ホタル舎とは別に、園内の湧き水のあるところで繁殖するゲンジボタルは、6月に一般募集したお客さんと今年は2回、観察会を行います。参加人数は1回で40名ほどです。苦労して飼育しているわりに展示は小規模ですが、僕は動物園がゲンジボタルに取り組む意味は、大きいと考えています。

清流の小川が減ったこともさることながら、住環境の変化こそゲンジボタル激減の大きな原因です。ゲンジボタルは明るさに弱い。街灯が増えれば、オスとメスとの発光がお互いに見えなくなり繁殖ができなくなる。街灯を消すことが、ゲンジホタルとの共存には必要ですが、今日、防犯の面からもホタルのために街灯を消すのは実行しづらい。地域でゲンジボタルを復活させるのは難しい状況です。

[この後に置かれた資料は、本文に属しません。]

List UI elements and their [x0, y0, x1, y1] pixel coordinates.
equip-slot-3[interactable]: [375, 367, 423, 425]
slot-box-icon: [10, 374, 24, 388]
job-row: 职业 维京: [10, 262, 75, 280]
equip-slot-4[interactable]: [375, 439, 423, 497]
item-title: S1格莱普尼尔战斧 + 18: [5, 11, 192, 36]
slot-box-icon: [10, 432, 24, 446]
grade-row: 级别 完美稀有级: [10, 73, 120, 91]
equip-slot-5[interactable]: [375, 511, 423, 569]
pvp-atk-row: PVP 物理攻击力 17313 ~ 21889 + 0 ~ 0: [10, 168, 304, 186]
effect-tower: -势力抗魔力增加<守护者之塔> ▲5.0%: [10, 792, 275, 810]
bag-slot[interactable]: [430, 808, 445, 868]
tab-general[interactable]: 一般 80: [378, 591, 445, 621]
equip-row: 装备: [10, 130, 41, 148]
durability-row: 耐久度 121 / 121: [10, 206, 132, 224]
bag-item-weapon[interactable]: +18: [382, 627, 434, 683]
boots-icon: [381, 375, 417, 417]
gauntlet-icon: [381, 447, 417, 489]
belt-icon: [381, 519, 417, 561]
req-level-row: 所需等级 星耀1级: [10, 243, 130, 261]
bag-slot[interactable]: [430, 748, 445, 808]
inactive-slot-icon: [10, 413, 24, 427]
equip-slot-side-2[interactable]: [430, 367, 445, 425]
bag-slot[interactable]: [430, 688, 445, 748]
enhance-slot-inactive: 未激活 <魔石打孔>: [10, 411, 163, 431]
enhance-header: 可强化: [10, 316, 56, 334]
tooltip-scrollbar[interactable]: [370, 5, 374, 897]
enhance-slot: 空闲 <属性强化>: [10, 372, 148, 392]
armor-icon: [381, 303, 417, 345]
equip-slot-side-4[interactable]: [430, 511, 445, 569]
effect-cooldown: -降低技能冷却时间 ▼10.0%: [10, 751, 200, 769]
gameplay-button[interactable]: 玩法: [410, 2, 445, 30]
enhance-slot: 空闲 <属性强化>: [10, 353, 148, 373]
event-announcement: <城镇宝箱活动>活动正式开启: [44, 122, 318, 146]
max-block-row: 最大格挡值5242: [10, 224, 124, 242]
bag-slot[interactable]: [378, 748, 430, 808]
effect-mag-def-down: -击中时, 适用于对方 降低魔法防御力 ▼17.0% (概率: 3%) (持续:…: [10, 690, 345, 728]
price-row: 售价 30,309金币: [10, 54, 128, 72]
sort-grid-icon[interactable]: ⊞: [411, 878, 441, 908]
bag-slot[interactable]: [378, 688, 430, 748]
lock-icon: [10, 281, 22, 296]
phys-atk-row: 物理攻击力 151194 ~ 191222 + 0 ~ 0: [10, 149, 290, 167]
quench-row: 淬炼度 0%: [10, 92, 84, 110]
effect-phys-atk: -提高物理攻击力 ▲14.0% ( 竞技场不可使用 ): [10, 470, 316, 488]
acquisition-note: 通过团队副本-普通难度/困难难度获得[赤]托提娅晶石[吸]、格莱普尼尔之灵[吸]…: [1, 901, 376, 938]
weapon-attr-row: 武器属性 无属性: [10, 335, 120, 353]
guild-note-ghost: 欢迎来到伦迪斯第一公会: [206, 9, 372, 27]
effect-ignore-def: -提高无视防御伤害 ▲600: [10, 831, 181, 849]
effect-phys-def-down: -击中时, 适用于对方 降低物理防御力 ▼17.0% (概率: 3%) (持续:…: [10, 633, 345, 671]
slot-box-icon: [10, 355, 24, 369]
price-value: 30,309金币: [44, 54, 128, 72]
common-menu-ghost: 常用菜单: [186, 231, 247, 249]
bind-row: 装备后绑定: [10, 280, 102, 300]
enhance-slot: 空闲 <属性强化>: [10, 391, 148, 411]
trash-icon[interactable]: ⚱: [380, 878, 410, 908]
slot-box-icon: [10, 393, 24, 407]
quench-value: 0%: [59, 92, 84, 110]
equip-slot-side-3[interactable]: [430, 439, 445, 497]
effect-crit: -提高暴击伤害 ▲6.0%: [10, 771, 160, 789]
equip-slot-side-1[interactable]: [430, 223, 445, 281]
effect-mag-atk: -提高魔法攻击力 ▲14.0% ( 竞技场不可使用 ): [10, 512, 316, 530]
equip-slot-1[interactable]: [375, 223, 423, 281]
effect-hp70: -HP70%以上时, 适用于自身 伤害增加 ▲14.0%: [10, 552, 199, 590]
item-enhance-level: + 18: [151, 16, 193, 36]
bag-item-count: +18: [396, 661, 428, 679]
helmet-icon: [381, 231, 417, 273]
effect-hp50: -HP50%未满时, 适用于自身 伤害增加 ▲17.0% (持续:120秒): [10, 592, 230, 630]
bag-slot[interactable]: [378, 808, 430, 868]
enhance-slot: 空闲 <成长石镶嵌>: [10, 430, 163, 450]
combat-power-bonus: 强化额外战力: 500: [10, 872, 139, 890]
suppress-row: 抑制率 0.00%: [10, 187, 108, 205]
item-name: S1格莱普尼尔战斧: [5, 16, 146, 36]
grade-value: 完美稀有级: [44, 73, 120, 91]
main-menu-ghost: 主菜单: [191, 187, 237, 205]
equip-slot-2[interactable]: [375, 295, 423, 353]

多摩動物公園のホタルが生息する湧き水の周辺は、幼虫が上陸しサナギ、羽化、成虫となり繁殖する4月〜6月は、院内の照明の光を落としてもらいます。真っ暗でないとゲンジボタルの繁殖には適さない。都市近郊でそんな環境を整えられるのは動物園だけでしょう。その意味でも、ゲンジボタルの繁殖を動物園が担う意味があります。

今後の目標は、室内施設の水槽で人工飼育する60匹の幼虫を全部、上陸させてサナギにさせたい。なぜ、4分の3以上の幼虫が、成虫になれずに死んでしまうのか。在任中に一つでもその解決方法を見つけ出し、後任者に引き継ぎたい。

ゲンジボタルの飼育を担当して2年目、今年も成虫が光る時期が近づいています。今年はどのくらい淡い光が、動物園の夜空に見られるでしょうか。